Background: Respiratory syncytial virus (RSV) infection is a major problem in the newborn and aging populations. Fully human monoclonal antibodies with the ability to neutralize RSV could have a major impact on the immunotherapy of the disease. The generation of human antibodies has been difficult because there exists no general way to activate B cells against an antigen of choice in vitro.
Materials and methods: Human spleen cells from individuals exposed to RSV were used to repopulate SCID mice. Hu-SCID mice were boosted with RSV fusion (F)-protein and subsequently developed B cell tumors. The tumors were removed and cultured and subcloned in vitro, using a feeder layer of CD154-expressing T cells. Two of these tumors produced the antibodies designated RF-1 and RF-2. VL genes were isolated by standard PCR techniques, however, it was necessary to use high-temperature reverse transcriptase to clone the VH genes.

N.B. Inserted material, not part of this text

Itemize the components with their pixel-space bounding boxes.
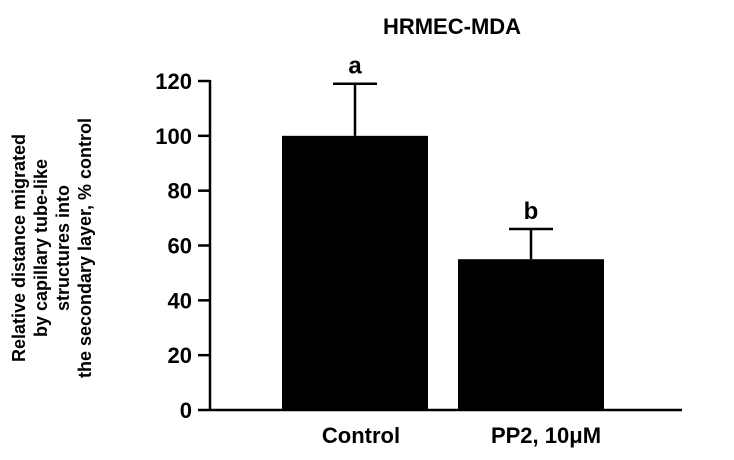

Results: RF-1 and RF-2 VH genes were both found to be closely related members of the VH2 family. Vk genes originated from the VK III family. RF-1 and RF-2 recombinant antibodies expressed in CHO cells (cRF-1 and cRF-2) were found to have affinities for RSV F-protein of 0.1 nM and 0.07 nM, respectively, and both were able to neutralize several A and B subtypes of RSV.
Conclusion: The technique of immortalizing human B lymphocytes, by passage in SCID mice and expression as recombinant antibodies in CHO cells, provides a method by which high-affinity human antibodies can be developed for immunotherapy of viral diseases.